No shortage of experiential learning opportunities

The problems local industry brings to the CIVS also means opportunities for Purdue Calumet students, whose curricula demands real world, experiential learning as a graduation requirement. Zhou indicated that more than 20 students conducted about 90 percent of the work performed at the CIVS last semester.

Wu, currently enrolled in a Purdue Ph.D. program, is so pleased with the opportunities he has received there that he has turned down job offers at local companies to work as a research engineer at Purdue Calumet, where he earned a master’s degree in engineering last December.

“What we do is what they are doing in industry every day,” he said.

Purdue Calumet mechanical engineering student Tom Roesel of Crete, Ill., said being able to work directly with industry partners in the CIVS validated the textbook theories he is learning.

“It helped me see the practical applications of what I’m learning,” he said. “It helps to cement some of the ideas that are taught in class.”

American Society of Mechanical Engineering Chicago Section Chair Bill Bobco, who organized a section meeting at the CIVS last year, said, “I can understand why students are so excited about these projects. They have practical applications and present the information in a manner that almost anyone can understand.”


Virtual educations: possibilities abound

Hunter said virtual reality also holds promise in another area: training.
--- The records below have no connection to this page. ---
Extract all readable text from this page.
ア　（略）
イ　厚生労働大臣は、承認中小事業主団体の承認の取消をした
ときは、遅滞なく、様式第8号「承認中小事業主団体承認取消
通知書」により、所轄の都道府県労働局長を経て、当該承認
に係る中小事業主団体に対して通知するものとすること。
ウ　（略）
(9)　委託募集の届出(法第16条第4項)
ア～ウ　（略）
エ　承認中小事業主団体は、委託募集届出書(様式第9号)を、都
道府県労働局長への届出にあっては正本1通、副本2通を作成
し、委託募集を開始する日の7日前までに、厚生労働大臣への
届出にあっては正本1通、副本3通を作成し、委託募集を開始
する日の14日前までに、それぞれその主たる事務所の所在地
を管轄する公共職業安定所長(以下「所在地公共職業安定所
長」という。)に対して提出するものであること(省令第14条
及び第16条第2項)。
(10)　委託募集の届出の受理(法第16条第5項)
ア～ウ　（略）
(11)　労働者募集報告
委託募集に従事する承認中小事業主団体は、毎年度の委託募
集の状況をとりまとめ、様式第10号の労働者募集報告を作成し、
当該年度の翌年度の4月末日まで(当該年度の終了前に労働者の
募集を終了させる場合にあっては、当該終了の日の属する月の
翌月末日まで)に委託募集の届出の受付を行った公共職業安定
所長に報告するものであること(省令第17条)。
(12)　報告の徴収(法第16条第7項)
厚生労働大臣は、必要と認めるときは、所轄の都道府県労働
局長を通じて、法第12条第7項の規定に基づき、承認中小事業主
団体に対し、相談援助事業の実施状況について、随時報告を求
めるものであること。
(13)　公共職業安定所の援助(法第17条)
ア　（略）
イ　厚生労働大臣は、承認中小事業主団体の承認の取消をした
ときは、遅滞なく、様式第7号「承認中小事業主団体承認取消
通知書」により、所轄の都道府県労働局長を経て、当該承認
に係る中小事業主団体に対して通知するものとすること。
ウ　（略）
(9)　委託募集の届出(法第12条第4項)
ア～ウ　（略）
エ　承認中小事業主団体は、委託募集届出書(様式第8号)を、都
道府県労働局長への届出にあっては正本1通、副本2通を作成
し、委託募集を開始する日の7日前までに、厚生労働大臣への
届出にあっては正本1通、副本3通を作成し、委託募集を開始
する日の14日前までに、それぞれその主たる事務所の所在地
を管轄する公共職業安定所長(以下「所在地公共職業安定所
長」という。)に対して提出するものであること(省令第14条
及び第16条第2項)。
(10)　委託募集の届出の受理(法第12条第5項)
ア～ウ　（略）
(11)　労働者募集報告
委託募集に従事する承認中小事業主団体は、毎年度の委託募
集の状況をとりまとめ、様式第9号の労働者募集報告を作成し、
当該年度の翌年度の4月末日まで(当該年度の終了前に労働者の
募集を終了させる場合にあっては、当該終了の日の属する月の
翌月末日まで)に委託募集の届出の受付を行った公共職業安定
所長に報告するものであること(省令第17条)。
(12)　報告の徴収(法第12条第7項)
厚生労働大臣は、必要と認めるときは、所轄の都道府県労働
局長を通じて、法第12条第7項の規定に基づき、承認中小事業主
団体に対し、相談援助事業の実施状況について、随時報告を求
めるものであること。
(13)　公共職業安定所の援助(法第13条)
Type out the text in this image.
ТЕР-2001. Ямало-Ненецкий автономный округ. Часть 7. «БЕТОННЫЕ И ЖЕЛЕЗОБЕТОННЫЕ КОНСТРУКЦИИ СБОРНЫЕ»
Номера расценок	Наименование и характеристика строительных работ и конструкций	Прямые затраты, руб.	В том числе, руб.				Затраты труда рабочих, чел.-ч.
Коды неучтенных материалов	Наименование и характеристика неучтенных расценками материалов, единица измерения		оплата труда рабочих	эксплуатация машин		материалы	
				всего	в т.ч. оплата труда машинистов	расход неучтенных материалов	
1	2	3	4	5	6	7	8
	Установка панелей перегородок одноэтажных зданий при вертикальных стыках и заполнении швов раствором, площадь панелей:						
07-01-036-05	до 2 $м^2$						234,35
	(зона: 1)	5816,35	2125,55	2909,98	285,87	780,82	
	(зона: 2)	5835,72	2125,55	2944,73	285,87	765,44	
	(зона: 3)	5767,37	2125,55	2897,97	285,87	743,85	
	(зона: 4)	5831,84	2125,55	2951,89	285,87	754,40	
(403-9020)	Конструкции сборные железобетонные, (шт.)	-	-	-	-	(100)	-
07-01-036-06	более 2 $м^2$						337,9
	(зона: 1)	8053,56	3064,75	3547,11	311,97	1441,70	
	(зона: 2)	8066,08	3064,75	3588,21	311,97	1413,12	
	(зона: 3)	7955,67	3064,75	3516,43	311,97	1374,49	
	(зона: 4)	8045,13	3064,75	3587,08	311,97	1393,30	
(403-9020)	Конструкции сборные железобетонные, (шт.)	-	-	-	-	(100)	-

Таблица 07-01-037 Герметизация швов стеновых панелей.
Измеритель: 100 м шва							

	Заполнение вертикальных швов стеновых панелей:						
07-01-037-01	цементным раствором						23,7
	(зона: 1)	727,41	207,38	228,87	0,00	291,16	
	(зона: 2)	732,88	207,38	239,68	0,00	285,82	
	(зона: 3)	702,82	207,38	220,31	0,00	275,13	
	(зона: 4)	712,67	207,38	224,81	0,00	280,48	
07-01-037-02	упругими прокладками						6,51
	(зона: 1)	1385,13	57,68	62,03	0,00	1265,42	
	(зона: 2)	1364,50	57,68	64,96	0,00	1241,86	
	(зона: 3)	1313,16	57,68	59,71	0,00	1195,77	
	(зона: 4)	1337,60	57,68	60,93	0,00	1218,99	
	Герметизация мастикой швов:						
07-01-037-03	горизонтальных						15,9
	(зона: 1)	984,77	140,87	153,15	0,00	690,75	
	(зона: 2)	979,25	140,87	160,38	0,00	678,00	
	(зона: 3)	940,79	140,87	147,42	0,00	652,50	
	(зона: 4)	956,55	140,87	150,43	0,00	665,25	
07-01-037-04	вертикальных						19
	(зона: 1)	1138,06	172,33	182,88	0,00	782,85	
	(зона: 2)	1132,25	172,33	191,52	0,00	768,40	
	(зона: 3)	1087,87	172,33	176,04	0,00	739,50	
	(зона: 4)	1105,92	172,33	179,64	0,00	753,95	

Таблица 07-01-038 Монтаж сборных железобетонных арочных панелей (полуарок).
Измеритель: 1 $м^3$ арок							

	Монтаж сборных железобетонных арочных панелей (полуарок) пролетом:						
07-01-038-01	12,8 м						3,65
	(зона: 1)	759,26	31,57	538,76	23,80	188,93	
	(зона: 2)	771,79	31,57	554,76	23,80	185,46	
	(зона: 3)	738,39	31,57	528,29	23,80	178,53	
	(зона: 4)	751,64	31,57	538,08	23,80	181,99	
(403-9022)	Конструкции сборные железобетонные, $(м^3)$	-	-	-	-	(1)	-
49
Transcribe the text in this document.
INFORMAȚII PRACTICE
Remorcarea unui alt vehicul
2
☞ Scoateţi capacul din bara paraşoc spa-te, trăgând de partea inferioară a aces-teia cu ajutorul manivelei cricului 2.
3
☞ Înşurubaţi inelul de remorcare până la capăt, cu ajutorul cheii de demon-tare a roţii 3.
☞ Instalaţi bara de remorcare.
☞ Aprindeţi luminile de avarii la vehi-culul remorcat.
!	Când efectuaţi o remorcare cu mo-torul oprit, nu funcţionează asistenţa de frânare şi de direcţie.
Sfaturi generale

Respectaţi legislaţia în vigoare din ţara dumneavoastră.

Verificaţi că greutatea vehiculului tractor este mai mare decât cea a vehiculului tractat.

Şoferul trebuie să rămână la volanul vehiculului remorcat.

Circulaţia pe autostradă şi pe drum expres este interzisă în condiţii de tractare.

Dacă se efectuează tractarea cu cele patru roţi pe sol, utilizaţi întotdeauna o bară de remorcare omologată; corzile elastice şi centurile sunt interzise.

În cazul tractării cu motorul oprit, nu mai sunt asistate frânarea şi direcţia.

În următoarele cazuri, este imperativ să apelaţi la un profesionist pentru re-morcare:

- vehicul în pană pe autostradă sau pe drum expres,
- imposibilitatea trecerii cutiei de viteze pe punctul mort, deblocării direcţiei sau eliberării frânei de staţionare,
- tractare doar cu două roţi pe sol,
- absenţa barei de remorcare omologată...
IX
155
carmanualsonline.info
“Because this is fairly new, we really have not yet had a chance to brainstorm all of the possibilities,” he said. “But seeing that ‘flow’ is a huge part of our business, and computational fluid dynamics and virtual reality is all about observing flow at the micro level, there may be an opportunity here.

“For example, we may be able to use virtual reality to take live walk-throughs of the crude tower overhead system. This may help us to train our operators better and educate them before they even go out onto the units.”

Zhou emphasized that mechanical engineering is merely one application of virtual reality and that the Center for Innovation through Visualization and Simulation is a resource that can be utilized by many disciplines. She sees a future in which a virtual reality lab is used to simulate an operating room for medical students, the universe for astronomy students, capital flow for management students, a classroom for elementary education students, a bridge or building for architecture students, and more.